Foto: Marcello Martins, Apex-Brasil

O custo da indiferença: os dados do Lancet Countdown

Marina Romanello, diretora executiva do Lancet Countdown, abriu a série de exposições orais revelando o impacto das mudanças climáticas na saúde humana. Os dados, coletados por esta colaboração internacional que acompanha o progresso da saúde e das mudanças climáticas, revelam a situação alarmante do planeta em 2023. Dados daquele ano constantes em seu relatório apontaram que, dos 15 indicadores de riscos climáticos à saúde monitorados, 10 atingiram recordes históricos negativos. Um deles realmente impressiona: o número de mortes relacionadas ao calor entre maiores de 65 anos de idade foi 167% maior do que a média de toda a década de 1990. Estes números representam mais que o dobro do esperado, mesmo sem considerar aquecimento adicional.

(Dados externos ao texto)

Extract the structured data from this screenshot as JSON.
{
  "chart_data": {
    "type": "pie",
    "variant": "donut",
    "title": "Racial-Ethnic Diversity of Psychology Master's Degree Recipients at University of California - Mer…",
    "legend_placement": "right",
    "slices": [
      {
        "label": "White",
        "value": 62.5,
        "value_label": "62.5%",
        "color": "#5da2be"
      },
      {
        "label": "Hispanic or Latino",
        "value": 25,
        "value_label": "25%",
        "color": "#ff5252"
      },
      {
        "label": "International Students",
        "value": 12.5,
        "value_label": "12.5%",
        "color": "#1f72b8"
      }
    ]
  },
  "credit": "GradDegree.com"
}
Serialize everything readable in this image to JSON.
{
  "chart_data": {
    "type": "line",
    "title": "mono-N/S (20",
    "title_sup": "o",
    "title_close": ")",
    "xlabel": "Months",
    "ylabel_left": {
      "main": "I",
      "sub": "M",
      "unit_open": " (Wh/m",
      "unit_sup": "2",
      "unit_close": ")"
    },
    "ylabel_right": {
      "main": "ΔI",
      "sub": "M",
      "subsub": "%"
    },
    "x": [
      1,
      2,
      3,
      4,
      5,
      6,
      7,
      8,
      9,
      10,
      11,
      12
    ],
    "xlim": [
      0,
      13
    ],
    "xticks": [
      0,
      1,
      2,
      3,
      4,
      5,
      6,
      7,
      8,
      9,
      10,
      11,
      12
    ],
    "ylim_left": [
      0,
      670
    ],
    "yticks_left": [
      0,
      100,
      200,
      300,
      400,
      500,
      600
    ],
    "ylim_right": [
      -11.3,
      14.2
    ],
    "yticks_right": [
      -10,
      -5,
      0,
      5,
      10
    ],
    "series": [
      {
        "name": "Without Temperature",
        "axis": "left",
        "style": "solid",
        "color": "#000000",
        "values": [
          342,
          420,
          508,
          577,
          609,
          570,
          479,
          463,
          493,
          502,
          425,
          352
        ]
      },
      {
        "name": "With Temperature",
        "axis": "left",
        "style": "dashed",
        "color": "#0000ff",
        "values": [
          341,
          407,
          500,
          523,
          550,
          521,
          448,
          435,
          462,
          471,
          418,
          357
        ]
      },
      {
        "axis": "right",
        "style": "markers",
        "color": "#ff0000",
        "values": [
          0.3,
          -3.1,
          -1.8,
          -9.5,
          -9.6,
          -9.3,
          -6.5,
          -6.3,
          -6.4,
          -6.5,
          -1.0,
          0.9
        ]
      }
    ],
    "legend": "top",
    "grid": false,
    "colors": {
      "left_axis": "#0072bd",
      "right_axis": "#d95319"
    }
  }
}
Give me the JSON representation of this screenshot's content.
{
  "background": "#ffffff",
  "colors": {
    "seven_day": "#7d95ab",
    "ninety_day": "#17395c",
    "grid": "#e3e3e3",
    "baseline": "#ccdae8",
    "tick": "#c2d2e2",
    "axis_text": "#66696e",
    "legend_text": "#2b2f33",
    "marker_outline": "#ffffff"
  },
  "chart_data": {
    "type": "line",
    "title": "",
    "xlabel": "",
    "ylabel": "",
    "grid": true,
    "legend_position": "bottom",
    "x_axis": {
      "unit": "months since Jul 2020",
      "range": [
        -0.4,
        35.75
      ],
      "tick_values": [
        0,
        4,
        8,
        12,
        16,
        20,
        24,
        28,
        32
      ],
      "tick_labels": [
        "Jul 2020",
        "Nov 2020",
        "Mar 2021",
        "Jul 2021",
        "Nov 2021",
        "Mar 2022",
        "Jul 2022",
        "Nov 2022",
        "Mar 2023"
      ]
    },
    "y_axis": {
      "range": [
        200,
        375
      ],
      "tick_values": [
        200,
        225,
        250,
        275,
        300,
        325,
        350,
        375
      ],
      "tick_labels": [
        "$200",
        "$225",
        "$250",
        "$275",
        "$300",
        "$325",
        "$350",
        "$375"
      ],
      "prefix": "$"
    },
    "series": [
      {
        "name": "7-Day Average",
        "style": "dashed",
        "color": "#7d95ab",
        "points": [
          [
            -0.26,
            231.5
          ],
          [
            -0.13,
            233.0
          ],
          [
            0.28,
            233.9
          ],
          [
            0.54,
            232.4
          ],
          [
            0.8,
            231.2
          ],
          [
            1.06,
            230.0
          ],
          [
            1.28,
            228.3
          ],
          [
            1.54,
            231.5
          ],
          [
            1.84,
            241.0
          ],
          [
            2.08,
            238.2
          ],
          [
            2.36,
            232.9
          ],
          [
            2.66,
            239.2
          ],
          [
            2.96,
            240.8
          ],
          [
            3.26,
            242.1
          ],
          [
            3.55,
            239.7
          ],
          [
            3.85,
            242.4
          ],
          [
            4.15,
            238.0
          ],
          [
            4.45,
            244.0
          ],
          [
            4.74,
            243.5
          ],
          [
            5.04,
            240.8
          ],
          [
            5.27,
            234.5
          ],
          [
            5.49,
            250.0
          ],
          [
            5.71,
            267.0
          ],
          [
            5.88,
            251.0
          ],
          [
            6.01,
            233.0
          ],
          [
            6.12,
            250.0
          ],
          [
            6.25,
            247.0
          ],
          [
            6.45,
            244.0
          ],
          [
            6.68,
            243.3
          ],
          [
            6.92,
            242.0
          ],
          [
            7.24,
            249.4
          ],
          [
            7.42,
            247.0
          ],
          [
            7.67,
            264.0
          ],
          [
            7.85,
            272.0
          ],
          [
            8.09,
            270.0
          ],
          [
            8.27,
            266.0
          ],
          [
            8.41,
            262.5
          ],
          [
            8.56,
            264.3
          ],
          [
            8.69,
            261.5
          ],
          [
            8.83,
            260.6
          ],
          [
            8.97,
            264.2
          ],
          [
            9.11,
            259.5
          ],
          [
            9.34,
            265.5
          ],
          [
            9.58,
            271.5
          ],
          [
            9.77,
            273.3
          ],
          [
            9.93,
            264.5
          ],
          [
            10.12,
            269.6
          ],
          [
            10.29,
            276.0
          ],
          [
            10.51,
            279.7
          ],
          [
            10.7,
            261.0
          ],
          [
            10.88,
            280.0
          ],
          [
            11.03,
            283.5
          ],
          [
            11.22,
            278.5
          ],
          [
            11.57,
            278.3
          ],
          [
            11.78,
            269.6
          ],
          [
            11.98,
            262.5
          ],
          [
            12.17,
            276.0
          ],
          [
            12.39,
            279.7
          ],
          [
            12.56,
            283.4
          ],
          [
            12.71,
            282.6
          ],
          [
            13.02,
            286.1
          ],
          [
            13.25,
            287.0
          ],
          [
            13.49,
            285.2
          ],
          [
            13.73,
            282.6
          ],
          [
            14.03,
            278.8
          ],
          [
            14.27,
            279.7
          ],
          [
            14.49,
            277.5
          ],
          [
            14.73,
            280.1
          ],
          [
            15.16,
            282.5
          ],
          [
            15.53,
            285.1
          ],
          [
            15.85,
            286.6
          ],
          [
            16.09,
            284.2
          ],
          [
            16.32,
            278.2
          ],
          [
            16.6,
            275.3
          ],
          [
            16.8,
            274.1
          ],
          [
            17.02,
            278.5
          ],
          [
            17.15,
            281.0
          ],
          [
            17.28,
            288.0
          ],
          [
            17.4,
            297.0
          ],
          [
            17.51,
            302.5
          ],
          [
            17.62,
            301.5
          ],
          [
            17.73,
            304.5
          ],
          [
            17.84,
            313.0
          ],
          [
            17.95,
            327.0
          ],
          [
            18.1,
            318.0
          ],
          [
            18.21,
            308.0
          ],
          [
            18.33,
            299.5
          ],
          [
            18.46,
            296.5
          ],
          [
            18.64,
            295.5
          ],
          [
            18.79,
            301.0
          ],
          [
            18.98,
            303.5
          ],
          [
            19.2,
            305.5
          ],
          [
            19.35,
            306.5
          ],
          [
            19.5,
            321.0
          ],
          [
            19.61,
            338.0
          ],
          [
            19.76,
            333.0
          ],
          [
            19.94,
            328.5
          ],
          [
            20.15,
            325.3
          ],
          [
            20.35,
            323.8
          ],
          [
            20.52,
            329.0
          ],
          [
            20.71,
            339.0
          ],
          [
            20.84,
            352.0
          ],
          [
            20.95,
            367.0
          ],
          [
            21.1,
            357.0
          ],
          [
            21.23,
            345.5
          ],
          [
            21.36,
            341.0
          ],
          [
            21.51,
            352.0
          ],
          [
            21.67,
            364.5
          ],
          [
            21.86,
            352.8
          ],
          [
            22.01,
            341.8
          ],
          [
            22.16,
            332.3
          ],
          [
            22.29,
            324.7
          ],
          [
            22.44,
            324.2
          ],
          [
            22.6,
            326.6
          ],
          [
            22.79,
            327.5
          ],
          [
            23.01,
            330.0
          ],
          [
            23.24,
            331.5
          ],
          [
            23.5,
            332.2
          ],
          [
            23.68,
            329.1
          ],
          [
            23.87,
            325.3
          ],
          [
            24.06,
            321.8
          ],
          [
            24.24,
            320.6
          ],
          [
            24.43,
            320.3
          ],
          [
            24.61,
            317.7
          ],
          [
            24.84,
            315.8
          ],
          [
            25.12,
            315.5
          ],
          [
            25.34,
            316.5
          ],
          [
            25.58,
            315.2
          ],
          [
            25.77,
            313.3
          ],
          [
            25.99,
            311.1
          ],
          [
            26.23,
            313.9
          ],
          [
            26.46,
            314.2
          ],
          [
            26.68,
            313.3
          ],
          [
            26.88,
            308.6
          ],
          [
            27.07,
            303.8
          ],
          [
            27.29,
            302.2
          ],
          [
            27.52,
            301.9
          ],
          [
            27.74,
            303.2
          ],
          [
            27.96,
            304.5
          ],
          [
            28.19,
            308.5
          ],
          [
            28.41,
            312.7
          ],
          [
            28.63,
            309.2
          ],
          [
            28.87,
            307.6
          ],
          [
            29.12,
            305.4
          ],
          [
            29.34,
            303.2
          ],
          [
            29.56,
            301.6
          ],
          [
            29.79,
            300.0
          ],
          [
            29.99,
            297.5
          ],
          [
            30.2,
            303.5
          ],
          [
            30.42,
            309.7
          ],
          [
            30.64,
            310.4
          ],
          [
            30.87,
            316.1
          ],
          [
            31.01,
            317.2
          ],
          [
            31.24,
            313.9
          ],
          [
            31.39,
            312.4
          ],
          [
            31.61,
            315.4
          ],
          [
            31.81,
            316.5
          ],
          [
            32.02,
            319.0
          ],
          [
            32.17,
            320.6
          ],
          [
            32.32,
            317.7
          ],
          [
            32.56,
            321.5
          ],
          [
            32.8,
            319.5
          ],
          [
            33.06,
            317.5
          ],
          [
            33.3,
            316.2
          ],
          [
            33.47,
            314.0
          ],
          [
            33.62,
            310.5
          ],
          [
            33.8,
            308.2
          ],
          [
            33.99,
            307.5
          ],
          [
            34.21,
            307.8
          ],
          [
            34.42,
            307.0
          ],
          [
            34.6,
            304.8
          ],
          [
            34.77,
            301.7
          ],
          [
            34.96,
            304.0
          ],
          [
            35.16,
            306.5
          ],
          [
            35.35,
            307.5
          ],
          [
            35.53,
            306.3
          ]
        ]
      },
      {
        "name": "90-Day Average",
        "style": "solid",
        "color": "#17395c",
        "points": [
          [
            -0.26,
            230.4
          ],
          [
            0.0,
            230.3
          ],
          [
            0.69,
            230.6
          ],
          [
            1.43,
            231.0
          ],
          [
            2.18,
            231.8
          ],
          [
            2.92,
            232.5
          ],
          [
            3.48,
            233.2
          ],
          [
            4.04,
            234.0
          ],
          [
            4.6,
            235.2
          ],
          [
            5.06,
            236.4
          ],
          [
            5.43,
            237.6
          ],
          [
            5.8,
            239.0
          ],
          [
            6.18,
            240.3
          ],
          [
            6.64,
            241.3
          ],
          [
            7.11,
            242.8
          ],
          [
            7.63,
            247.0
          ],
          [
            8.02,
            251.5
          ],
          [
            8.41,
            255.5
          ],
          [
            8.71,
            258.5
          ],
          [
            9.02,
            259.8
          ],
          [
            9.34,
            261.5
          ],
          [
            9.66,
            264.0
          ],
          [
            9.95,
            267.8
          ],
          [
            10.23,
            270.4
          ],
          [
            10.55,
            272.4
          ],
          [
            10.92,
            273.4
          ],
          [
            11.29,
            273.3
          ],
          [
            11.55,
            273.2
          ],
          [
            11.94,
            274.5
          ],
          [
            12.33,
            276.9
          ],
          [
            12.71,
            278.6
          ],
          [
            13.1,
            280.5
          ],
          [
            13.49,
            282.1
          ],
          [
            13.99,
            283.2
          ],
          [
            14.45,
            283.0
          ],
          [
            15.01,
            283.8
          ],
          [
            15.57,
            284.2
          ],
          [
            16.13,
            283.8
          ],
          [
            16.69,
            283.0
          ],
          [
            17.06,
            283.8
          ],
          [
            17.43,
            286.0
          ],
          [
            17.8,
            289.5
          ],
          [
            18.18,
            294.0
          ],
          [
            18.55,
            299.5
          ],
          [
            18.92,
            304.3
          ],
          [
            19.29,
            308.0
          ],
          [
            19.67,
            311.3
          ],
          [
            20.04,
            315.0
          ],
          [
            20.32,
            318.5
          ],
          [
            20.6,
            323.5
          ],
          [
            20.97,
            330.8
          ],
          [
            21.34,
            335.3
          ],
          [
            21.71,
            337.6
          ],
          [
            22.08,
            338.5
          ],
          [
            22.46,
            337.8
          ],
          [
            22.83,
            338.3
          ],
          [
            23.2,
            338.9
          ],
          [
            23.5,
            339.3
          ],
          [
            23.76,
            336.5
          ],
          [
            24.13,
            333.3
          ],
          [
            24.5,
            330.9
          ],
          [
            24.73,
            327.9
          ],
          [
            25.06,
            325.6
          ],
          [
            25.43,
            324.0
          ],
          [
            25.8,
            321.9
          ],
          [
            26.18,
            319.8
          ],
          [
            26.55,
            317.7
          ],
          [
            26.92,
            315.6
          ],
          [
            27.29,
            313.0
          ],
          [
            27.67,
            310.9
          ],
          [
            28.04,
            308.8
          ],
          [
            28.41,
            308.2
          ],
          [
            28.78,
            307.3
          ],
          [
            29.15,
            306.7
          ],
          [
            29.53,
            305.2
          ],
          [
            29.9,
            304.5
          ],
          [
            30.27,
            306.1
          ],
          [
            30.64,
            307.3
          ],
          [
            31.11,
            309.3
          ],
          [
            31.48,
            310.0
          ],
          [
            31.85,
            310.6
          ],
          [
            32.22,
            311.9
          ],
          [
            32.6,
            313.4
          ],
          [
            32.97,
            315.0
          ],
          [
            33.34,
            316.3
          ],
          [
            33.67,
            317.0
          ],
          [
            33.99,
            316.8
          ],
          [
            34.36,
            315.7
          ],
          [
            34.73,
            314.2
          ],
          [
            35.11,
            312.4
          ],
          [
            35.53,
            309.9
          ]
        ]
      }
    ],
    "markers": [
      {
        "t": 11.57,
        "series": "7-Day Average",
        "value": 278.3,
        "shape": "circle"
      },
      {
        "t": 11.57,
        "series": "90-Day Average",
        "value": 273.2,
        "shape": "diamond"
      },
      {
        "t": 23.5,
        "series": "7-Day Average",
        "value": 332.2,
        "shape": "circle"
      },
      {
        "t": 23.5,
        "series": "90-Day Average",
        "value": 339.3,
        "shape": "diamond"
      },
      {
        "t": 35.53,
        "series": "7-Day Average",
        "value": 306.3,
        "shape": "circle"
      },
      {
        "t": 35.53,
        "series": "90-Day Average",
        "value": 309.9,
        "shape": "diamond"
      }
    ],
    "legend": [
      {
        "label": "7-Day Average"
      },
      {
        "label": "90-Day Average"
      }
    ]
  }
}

Foto: Marcello Martins, Apex-Brasil

Em termos de horas de trabalho, nada menos do que 512 bilhões delas foram perdidas devido à exposição ao calor, o que representou um prejuízo econômico global estimado em 835 bilhões de dólares. Sessenta e um por cento de todas as terras foram afetadas por secas e chuvas intensas em escala global. Dengue e vibrioses, doenças transmitidas por mosquitos e bactérias, tiveram aumento expressivo com a elevação da umidade e da temperatura.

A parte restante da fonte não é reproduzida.